Sunday 5 October 2008

End of my mercenary days

I should have posted this up before, but I was fortunate to bag the "marine biophysical modeller" job in the end. In fact, I officially started it earlier this week. I've still got some odds and ends to wrap up from my old job first, but I'll probably get round to starting with NEMO (my new modelling framework) later this coming week. It sounds like I've got to get a major running going pretty damn quick, so it could be quite a learning curve.

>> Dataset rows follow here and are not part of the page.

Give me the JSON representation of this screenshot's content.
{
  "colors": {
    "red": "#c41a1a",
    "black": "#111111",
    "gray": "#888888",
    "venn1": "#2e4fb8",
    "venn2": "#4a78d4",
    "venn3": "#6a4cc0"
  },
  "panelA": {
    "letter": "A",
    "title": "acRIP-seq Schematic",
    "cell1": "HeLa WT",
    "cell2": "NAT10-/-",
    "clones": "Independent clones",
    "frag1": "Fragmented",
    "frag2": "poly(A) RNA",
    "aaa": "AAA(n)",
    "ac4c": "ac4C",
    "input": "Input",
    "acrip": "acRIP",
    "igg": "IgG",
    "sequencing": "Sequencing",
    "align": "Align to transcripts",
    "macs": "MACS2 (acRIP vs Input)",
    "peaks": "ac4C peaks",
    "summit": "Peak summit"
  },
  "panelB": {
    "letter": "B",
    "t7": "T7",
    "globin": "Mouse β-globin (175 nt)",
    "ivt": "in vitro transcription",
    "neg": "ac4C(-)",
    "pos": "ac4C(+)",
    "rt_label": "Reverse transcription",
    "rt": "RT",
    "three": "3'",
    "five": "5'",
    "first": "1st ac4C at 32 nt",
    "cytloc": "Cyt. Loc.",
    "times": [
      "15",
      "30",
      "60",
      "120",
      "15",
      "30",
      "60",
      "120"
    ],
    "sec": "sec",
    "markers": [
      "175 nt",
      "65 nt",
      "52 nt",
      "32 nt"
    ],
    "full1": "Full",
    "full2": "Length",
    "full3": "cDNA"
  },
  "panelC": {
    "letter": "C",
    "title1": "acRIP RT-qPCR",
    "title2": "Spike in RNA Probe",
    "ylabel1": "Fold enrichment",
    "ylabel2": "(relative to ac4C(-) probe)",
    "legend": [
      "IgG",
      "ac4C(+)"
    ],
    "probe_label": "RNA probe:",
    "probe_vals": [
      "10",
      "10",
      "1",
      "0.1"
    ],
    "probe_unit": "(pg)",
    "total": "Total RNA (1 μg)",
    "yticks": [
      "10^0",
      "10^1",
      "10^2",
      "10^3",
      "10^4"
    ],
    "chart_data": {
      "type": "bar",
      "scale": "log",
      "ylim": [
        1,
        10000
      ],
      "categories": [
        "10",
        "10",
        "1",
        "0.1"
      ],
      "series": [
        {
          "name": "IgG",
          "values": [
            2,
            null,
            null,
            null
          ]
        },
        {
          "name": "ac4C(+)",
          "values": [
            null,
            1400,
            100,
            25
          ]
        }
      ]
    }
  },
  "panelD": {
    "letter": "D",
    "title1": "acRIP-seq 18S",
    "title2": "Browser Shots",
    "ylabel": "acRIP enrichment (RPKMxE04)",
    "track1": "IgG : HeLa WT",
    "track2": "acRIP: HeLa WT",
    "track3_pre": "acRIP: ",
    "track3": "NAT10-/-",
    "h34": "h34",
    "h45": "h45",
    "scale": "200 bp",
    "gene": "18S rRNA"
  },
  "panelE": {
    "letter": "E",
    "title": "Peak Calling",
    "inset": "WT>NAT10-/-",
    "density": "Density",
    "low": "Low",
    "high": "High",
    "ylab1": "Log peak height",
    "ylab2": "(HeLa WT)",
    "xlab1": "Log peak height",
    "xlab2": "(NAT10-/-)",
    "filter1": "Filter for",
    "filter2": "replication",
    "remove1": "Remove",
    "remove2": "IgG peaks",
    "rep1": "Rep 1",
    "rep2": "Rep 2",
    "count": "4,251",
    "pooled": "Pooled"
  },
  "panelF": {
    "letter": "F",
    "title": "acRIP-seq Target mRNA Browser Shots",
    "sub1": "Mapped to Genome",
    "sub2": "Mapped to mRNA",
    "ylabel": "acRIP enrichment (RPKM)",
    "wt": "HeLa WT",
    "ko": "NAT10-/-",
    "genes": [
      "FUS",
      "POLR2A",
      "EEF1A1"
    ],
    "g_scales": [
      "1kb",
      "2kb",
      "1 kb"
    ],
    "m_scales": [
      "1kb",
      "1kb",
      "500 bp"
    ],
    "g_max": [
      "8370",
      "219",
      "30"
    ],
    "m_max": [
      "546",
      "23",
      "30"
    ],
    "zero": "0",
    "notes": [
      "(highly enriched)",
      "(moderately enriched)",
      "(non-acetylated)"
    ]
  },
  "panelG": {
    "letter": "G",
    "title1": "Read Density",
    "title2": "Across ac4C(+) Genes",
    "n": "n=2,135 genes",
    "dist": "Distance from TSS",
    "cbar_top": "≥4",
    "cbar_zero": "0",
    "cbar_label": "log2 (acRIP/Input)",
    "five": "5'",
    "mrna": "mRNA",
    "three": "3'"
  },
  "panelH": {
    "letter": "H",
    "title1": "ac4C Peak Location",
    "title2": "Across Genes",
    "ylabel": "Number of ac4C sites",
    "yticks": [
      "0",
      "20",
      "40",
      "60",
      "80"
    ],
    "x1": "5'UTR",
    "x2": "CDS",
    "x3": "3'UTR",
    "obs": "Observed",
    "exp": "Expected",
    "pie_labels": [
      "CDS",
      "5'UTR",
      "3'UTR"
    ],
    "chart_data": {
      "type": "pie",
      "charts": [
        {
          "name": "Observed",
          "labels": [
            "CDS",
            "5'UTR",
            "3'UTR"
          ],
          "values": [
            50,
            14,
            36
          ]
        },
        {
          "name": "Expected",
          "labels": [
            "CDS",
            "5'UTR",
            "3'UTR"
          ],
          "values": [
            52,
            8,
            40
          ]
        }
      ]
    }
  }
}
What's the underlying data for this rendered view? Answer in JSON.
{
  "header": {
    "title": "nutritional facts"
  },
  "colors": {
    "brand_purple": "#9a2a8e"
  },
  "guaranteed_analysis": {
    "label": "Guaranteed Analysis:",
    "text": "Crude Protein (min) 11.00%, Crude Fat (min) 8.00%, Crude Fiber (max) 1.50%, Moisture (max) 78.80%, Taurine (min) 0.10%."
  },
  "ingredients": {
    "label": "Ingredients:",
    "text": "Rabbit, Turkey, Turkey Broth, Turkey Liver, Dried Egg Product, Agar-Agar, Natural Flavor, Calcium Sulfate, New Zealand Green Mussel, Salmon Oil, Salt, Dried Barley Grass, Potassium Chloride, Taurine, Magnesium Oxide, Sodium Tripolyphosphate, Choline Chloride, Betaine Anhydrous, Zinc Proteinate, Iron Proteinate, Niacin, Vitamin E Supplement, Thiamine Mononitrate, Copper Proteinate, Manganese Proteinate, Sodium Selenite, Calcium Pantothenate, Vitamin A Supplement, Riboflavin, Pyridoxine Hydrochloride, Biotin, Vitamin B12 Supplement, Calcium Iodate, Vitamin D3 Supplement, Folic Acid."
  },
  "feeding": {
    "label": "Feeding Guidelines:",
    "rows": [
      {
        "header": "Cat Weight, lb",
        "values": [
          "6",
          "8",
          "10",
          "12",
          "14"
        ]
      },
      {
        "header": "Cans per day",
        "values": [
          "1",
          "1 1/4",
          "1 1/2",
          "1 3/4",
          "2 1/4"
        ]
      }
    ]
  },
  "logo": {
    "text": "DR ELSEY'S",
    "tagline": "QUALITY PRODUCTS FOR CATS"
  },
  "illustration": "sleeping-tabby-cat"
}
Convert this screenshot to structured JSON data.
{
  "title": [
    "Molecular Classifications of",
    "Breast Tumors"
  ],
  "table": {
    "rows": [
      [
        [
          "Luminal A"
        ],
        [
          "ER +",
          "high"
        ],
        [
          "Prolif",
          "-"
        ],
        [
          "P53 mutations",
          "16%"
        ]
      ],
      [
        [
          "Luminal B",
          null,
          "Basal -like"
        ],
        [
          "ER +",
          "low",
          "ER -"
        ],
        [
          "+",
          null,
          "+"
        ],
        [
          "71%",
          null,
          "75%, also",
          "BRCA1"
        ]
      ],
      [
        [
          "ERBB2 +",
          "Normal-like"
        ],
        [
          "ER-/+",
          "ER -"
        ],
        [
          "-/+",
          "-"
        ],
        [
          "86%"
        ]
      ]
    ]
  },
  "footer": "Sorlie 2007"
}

First, though, I've got a seminar on my OCCAM work to knock out. Perhaps unwisely, I've decided to fuse two separate pieces of work together under the auspices of a talk about the joys of synthetic data (i.e. "model output"). That might just wind up annoying all of those scientists (the majority at NOCS and the world in general) who collect real data. Still, I think that modelling's viewed all too often as an after-the-fact chore that needs bolting on for "completeness" rather than something that can more directly inform studies. We'll see if my colleagues agree on Wednesday. After which, the plan is to celebrate the end of my mercenary, post-doc-for-hire days at the Platform. Doubtless there'll be photos ...

2 comments:

Graham said...

Well done! "End of my mercenary day" - Does that imply that you are now a salaried employee with a contract rather than an academic?

Plumbago said...

I guess I'm no longer on a fixed term contract. In the parlance of the University, I'm "open-ended". I still have apply for money to find my salary, but I'm covered, in part, by so-called "core funding". I'll certainly be heavily involved when the time rolls round to apply for this mode of funding again. Anyway, the upshot is that I'm no longer a "gun-for-hire", but am now "long-term" (in that special, University sense of the word).